So, brothers and sisters, because of God’s mercies, I encourage you to present your bodies as a living sacrifice that is holy and pleasing to God. This is your appropriate priestly service.

Romans 12:1, CEB

We build our lives on Jesus, the cornerstone of our faith, every day. Pleasing worship is both the responsibility and the privilege of every believer. We are embodied beings; we speak through vocal chords; we move with our legs; we act with our arms; we cannot communicate nor do the will of God apart from our bodies. 

Jesus, as the cornerstone upon which all is supported, means that acceptable worship can happen anywhere. Everywhere can become a sanctuary and a sacred space – home, neighborhood, and marketplace – as well as church. In all these locations, Christian discipleship will prove itself.

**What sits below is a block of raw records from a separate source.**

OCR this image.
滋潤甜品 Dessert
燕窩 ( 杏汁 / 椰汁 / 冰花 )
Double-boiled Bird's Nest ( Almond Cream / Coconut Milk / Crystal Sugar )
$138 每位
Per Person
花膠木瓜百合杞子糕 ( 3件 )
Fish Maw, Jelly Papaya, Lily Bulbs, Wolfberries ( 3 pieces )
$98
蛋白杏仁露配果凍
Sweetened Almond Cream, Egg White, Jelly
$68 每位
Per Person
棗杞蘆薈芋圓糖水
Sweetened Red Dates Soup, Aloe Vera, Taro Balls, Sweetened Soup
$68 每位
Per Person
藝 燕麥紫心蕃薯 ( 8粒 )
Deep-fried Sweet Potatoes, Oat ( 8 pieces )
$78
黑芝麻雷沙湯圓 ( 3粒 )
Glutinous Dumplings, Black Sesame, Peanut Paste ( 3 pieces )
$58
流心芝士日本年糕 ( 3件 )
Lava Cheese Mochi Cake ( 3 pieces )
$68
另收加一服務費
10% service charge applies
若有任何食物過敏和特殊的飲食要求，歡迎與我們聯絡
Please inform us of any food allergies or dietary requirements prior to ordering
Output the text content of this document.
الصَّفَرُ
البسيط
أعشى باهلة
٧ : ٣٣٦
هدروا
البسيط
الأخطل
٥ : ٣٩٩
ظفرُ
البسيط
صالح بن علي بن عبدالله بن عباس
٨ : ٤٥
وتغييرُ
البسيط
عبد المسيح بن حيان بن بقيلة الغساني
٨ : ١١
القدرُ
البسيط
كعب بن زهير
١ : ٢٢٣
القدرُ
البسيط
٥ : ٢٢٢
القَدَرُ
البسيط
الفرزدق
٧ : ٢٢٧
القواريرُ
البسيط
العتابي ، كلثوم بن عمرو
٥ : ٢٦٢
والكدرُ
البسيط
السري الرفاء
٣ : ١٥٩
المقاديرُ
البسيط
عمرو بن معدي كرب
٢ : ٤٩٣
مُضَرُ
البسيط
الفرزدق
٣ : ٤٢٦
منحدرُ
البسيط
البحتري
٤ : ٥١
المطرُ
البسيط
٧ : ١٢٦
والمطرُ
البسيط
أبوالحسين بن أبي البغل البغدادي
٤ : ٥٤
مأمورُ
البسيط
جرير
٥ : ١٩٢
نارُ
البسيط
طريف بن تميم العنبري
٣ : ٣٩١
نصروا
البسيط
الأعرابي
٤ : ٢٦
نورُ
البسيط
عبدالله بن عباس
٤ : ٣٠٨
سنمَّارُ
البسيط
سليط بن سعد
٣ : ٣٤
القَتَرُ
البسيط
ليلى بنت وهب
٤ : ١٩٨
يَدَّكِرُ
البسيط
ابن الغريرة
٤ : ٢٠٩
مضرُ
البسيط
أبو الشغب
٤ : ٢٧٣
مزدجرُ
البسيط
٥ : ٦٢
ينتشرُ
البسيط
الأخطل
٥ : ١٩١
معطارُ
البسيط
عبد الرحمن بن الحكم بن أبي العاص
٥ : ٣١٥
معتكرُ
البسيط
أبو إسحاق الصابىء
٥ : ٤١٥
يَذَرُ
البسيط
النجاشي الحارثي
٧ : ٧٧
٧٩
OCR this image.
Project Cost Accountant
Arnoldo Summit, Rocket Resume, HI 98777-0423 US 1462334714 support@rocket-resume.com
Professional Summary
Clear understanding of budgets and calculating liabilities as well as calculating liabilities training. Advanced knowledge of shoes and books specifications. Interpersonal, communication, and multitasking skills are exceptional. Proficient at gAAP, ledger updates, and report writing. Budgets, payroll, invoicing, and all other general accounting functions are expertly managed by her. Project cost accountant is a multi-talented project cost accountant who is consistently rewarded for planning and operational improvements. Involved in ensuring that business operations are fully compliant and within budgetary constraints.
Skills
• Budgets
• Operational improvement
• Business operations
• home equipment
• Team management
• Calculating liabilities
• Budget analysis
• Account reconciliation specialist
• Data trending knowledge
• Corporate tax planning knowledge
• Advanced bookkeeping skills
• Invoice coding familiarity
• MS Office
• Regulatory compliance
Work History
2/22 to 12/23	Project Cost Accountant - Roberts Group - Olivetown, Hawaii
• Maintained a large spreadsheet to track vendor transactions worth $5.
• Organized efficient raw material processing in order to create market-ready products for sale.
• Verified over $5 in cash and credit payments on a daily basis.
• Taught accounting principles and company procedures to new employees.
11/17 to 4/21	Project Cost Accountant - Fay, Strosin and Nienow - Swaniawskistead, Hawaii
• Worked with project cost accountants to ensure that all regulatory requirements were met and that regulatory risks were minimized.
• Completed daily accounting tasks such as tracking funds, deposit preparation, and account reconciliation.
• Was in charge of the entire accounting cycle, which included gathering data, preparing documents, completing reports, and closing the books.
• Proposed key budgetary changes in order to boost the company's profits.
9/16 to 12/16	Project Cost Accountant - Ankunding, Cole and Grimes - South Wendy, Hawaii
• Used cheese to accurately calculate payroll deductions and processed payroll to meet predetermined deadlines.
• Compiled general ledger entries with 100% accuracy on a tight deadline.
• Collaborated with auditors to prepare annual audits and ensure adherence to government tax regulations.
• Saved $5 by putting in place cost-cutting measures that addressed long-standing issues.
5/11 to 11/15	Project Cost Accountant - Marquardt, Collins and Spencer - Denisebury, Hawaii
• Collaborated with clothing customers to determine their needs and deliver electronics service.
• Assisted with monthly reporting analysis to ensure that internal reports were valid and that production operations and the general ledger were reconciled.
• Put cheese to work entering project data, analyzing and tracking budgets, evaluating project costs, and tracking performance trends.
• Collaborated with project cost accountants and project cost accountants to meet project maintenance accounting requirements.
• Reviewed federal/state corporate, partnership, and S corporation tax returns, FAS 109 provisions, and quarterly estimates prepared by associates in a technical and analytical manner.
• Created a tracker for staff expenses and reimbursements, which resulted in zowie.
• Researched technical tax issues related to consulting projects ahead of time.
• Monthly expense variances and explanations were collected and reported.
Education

So then you are no longer strangers and aliens, but you are citizens with the saints and also members of the household of God, built upon the foundation of the apostles and prophets, with Christ Jesus himself as the cornerstone. In him the whole structure is joined together and grows into a holy temple in the Lord; in whom you also are built together spiritually into a dwelling place for God.

Ephesians 2:19-22, NRSV

Several years ago, a man named Matt had an aunt who had struggled for years to make ends meet. When her health started to decline, she was forced to sell her fifty acres of property to pay for health care. As an act of kindness, Matt traveled to Massachusetts and bought the land from his aunt for the appraised value of $50,000. While exploring the land to see about building a house, he discovered outcroppings of stone ledges.

Matt contracted a geologist, who surveyed the land and informed him the stone was actually Goshen stone, a type of mica used for sidewalks, patios, and landscapes. At the time, it sold for $100 a ton – and Matt had about 24 million tons on the land. The appraised value on the surface was $50,000, but some experts estimated that the land was possibly worth up to $2 billion.

Jesus is the precious cornerstone. He is much too valuable to be left in a church building. And there is so much more to him than surface appearances. Let God drill deep into your life and show you the infinite worth of Jesus Christ. Explore him. Worship him. Offer your very life to him. Shape yourself around him. Center all things completely in and around Jesus. Discover just how precious he is. Let your love be long for Christ.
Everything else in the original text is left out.